Tourism Enhancement Fund remains dedicated to promoting environmental sustainability in Jamaica and will continue collaborating with organizations and individuals to protect the country’s natural beauty.
KINGSTON, JAMAICA – Tourism Minister, Hon. Edmund Bartlett has announced that the Tourism Enhancement Fund (TEF) has provided a substantial contribution of $7.5 million towards the success of International Coastal Cleanup Day, which took place on September 16, 2023. This annual event, held at 186 sites across Jamaica, aimed to preserve the island’s pristine coastlines and champion environmental sustainability.
Expressing his support for the event, Minister of Tourism, Hon. Edmund Bartlett, emphasized the significance of International Coastal Cleanup Day for Jamaica’s future. He stated, “I firmly believe that the Coastal Cleanup holds immense importance for Jamaica’s future. Our pristine coastlines are not only the gateway to our thriving tourism industry but also a reflection of our dedication to environmental sustainability.”
The Minister continued, “I am heartened by the number of Jamaicans I see actively participating in the International Coastal Cleanup each year, as it demonstrates our commitment to preserving Jamaica’s natural beauty, ensuring that our shores remain stunning and inviting for generations to come.”
As the title sponsor of the International Coastal Cleanup initiative since 2008, TEF recognizes the critical role of environmental protection in preserving and enhancing Jamaica’s tourism product. The impressive results achieved through this initiative are a testament to the dedication of volunteers and organizations. In 2022, 6,020 volunteers from 134 groups joined hands to collect an impressive 79,507 pounds of garbage from 124 miles of coastline across all 14 parishes in Jamaica.
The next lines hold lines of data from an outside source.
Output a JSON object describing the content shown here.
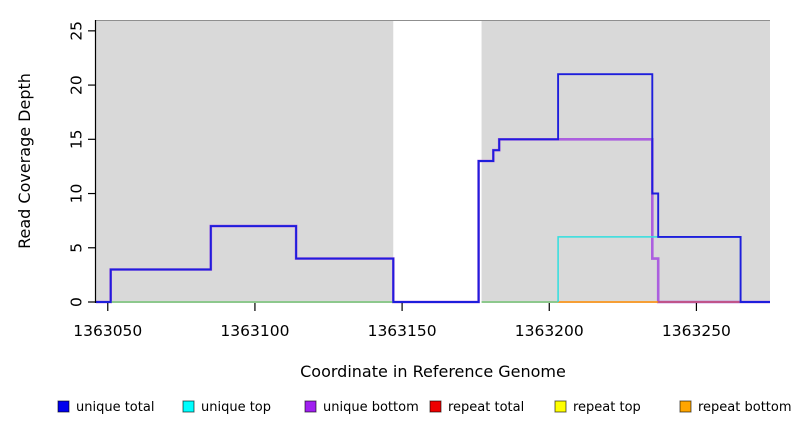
{
  "chart_data": {
    "type": "line",
    "subtype": "step",
    "title": "",
    "xlabel": "Coordinate in Reference Genome",
    "ylabel": "Read Coverage Depth",
    "xlim": [
      1363046,
      1363275
    ],
    "ylim": [
      0,
      26
    ],
    "x_ticks": [
      1363050,
      1363100,
      1363150,
      1363200,
      1363250
    ],
    "x_tick_labels": [
      "1363050",
      "1363100",
      "1363150",
      "1363200",
      "1363250"
    ],
    "y_ticks": [
      0,
      5,
      10,
      15,
      20,
      25
    ],
    "y_tick_labels": [
      "0",
      "5",
      "10",
      "15",
      "20",
      "25"
    ],
    "grid": false,
    "legend_position": "bottom",
    "plot_bg": "#D9D9D9",
    "gap_band": {
      "x1": 1363147,
      "x2": 1363177,
      "color": "#FFFFFF"
    },
    "series": [
      {
        "name": "unique total",
        "legend_color": "#0000EE",
        "line_color": "#1E1EDC",
        "line_width": 1.9,
        "draw": true,
        "steps": [
          [
            1363046,
            0
          ],
          [
            1363051,
            3
          ],
          [
            1363085,
            7
          ],
          [
            1363114,
            4
          ],
          [
            1363147,
            0
          ],
          [
            1363176,
            13
          ],
          [
            1363181,
            14
          ],
          [
            1363183,
            15
          ],
          [
            1363203,
            21
          ],
          [
            1363235,
            10
          ],
          [
            1363237,
            6
          ],
          [
            1363265,
            0
          ]
        ],
        "end": 1363275
      },
      {
        "name": "unique top",
        "legend_color": "#00FFFF",
        "line_color": "#30DFDF",
        "line_width": 1.5,
        "draw": true,
        "steps": [
          [
            1363203,
            0
          ],
          [
            1363203,
            6
          ],
          [
            1363265,
            0
          ]
        ],
        "end": 1363265
      },
      {
        "name": "unique bottom",
        "legend_color": "#A020F0",
        "line_color": "#AC5FDF",
        "line_width": 2.6,
        "draw": true,
        "steps": [
          [
            1363046,
            0
          ],
          [
            1363051,
            3
          ],
          [
            1363085,
            7
          ],
          [
            1363114,
            4
          ],
          [
            1363147,
            0
          ],
          [
            1363176,
            13
          ],
          [
            1363181,
            14
          ],
          [
            1363183,
            15
          ],
          [
            1363235,
            4
          ],
          [
            1363237,
            0
          ]
        ],
        "end": 1363275
      },
      {
        "name": "repeat total",
        "legend_color": "#EE0000",
        "line_color": "#C7506E",
        "line_width": 1.5,
        "draw": false,
        "steps": [
          [
            1363046,
            0
          ]
        ],
        "end": 1363275
      },
      {
        "name": "repeat top",
        "legend_color": "#FFFF00",
        "line_color": "#FFFF00",
        "line_width": 1.5,
        "draw": false,
        "steps": [
          [
            1363046,
            0
          ]
        ],
        "end": 1363275
      },
      {
        "name": "repeat bottom",
        "legend_color": "#FFA500",
        "line_color": "#FF8C00",
        "line_width": 1.7,
        "draw": false,
        "steps": [
          [
            1363046,
            0
          ]
        ],
        "end": 1363275
      }
    ],
    "baseline_segments": [
      {
        "x1": 1363051,
        "x2": 1363147,
        "color": "#74C274"
      },
      {
        "x1": 1363177,
        "x2": 1363203,
        "color": "#74C274"
      },
      {
        "x1": 1363203,
        "x2": 1363237,
        "color": "#FF8C00"
      },
      {
        "x1": 1363237,
        "x2": 1363265,
        "color": "#C7506E"
      }
    ],
    "legend": [
      {
        "label": "unique total",
        "color": "#0000EE"
      },
      {
        "label": "unique top",
        "color": "#00FFFF"
      },
      {
        "label": "unique bottom",
        "color": "#A020F0"
      },
      {
        "label": "repeat total",
        "color": "#EE0000"
      },
      {
        "label": "repeat top",
        "color": "#FFFF00"
      },
      {
        "label": "repeat bottom",
        "color": "#FFA500"
      }
    ]
  }
}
During the cleanup activities at JET’s flagship site at the Palisadoes Go-Kart track on Saturday (September 16), Dr. Theresa Rodriguez-Moodie, Environmental Scientist and CEO at Jamaica Environment Trust (JET), highlighted the focus on addressing plastic pollution during this year’s clean-up efforts. She emphasized the importance of educating volunteers about reducing the use of single-use plastics and promoting recycling practices.
Although the number of volunteers was scaled back this year due to improved conditions at certain sites, she stressed that coastal cleanups remain vital in preventing plastics and garbage from entering the marine environment.
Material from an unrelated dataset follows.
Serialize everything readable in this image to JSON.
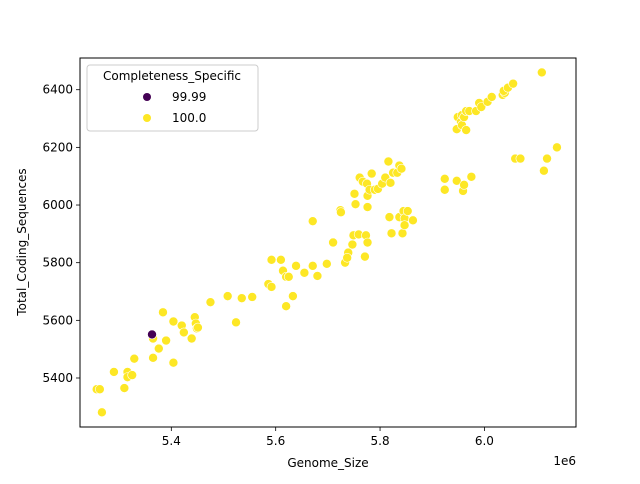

“We had a smaller clean-up this year. Last year we had 1000 volunteers, in 2019 we had 2000 volunteers on this very site. We decided to cut back on the number of volunteers [this year] because having gone through and checked the site beforehand, we realised it is not as bad. One of the reasons we are thinking, is because of the ocean cleanup project which is happening in partnership with Grace Kennedy Foundation where they have barriers in front of a few of the major gullies and we also have the recycling programme that is in place. But coastal cleanups are still very important because it is the last opportunity that we have to remove the plastics and garbage before it gets to the marine environment and causes further problems,” said Dr. Theresa Rodriguez-Moodie, Environmental Scientist and CEO at Jamaica Environment Trust.
International Coastal Cleanup Day, held on the third Saturday of September annually, is recognized as the largest one-day volunteer event in the world. Initiated by the Ocean Conservancy in Texas over three decades ago, the event brings together volunteers from over 100 countries to collect millions of pounds of trash. In Jamaica, the Jamaica Environment Trust (JET) became the national coordinator of ICC activities in 2008, with the support of the Tourism Enhancement Fund (TEF) as its primary sponsor.